El problema diario más importante para las mujeres es la lucha permanente para poner comida en la mesa para sus familias, porque la pobreza material se ve agudizada por los métodos primitivos, lentos e ineficaces para moler el cereal, con herramientas tradicionales y manuales para convertir el maíz en harina; un proceso que puede durar hasta 16 horas cada día.
Además, las mujeres enfermas, o sin la energía para moler la harina a la manera tradicional, necesitan emplear un día entero para caminar hasta el molino más cercano y volver a casa con la materia prima para dar de comer a los suyos.

 

LA PARROQUIA SUMA DE “CARIDADES”

Como consecuencia de estas adversas realidades, un grupo de mujeres contactó con la Parroquia Católica de Gambella, pidiendo ayuda para instalar un molino de cereales en el pueblo, para hacer su vida diaria mucho más fácil en todos los aspectos y para mejorar su calidad de vida.

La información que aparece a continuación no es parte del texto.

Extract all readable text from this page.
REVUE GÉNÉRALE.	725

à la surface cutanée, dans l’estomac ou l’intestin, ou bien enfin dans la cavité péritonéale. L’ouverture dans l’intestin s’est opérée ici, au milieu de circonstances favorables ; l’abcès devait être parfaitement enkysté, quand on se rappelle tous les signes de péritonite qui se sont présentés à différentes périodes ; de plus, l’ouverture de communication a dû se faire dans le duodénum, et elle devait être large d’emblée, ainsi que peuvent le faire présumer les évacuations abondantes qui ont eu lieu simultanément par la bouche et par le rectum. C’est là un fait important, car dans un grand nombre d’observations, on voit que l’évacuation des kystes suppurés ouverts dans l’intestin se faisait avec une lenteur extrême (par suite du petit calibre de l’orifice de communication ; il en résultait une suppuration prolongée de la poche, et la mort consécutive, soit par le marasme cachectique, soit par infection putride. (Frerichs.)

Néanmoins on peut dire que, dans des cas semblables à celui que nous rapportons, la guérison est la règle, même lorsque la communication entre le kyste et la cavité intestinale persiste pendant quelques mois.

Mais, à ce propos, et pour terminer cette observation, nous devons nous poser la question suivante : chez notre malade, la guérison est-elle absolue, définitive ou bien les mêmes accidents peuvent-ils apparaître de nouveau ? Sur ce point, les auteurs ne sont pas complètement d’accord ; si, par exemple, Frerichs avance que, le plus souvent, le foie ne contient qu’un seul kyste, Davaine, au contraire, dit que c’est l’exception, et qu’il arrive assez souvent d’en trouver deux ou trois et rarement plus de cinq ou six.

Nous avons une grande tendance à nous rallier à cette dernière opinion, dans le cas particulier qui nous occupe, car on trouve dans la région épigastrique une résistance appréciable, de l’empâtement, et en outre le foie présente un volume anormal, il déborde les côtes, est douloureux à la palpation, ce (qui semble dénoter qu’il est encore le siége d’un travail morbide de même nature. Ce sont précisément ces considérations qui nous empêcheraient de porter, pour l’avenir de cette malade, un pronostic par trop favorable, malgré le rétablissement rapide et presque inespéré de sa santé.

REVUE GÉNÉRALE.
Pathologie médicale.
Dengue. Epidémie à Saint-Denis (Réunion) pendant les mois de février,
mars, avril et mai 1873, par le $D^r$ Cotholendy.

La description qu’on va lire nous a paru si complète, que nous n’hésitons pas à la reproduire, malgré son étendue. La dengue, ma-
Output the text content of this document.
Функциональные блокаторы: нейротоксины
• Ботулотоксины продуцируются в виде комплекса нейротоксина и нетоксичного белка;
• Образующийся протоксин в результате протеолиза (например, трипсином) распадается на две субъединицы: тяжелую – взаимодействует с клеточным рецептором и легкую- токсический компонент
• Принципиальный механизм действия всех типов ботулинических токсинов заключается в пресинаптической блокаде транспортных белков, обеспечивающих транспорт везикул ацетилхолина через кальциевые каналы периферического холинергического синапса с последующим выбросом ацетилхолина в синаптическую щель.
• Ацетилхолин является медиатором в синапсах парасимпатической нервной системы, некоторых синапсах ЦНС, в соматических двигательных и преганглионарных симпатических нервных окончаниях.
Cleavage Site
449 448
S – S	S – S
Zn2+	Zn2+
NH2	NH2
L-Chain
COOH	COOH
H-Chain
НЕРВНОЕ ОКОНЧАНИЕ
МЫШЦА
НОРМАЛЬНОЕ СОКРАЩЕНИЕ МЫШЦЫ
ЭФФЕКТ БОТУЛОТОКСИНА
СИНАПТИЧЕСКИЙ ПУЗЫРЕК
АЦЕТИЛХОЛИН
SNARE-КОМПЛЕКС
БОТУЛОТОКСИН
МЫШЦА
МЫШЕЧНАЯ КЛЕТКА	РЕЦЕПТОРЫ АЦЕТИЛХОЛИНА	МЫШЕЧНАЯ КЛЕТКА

Aceptaron desarrollar un proyecto a tal fin y solicitaron ayuda a Manos Unidas para obtener los fondos necesarios para construir la casita donde se instalaría el nuevo molino, adquirir la máquina, levarla al pueblo y asegurar su funcionamiento.

 

Complementando la financiación de Manos Unidas, la comunidad suministraría, como aportación local, algunos materiales de construcción accesibles en el pueblo y, al mismo tiempo, la Parroquia aportaría otros materiales que había que traer de fuera.
El proyecto está teniendo unos excelentes resultados, y está beneficiando no solo a las 250 familias que muelen allí sus cereales, sino a toda la comunidad.

 

La viabilidad económica del proyecto se basa en el cobro de una pequeña cuota por kilo que tienen que pagar los beneficiarios por los servicios ofrecidos por el molino. Los ingresos conseguidos, gestionados por el comité responsable de la gestión general, permitirán pagar el sueldo de los empleados, el combustible, el mantenimiento de la máquina y otros gastos. Las expectativas de sostenibilidad, son por tanto, muy positivas.

 

Iglesia de San Antón, “puertas abiertas”

La Fundación Mensajeros de la Paz, que acaba de hacerse cargo del templo, va a emprender en sus instalaciones un ambicioso proyecto religioso, social y cultural, con atención permanente; abierto a todos, y en el que todos caben.

 

Tras varias décadas sin apenas actividad, ahora la iglesia abrirá sus puertas todo el día, todos los días del año.

 

Desde allí se prestará atención social y espiritual y contará con un programa de actividades culturales. La iniciativa incluirá servicio de acogida y ayudas sociales, ropero, y Banco Solidario. Además, un grupo de sacerdotes, distribuidos en varios turnos, podrán administrar sacramentos de modo continuado y siempre habrá un lugar para la reflexión, el diálogo o la oración.

 

El padre Ángel, presidente y fundador de Mensajeros de la Paz ha manifestado: que “Este proyecto es un sueño de muchos años que ahora se hace realidad. Me duele pasar por iglesias con las puertas cerradas.

 

Las de San Antón en Madrid, siempre van a estar abiertas para todo aquel que necesite ayuda: para quien quiera rezar o confesarse, para quien necesite que alguien le escuche, o para
quien precise un café caliente. Queremos hacer que este templo sea a la vez una casa solidaria para compartir y un oasis de silencio y oración; en definitiva, un pequeño “hospital de campaña”.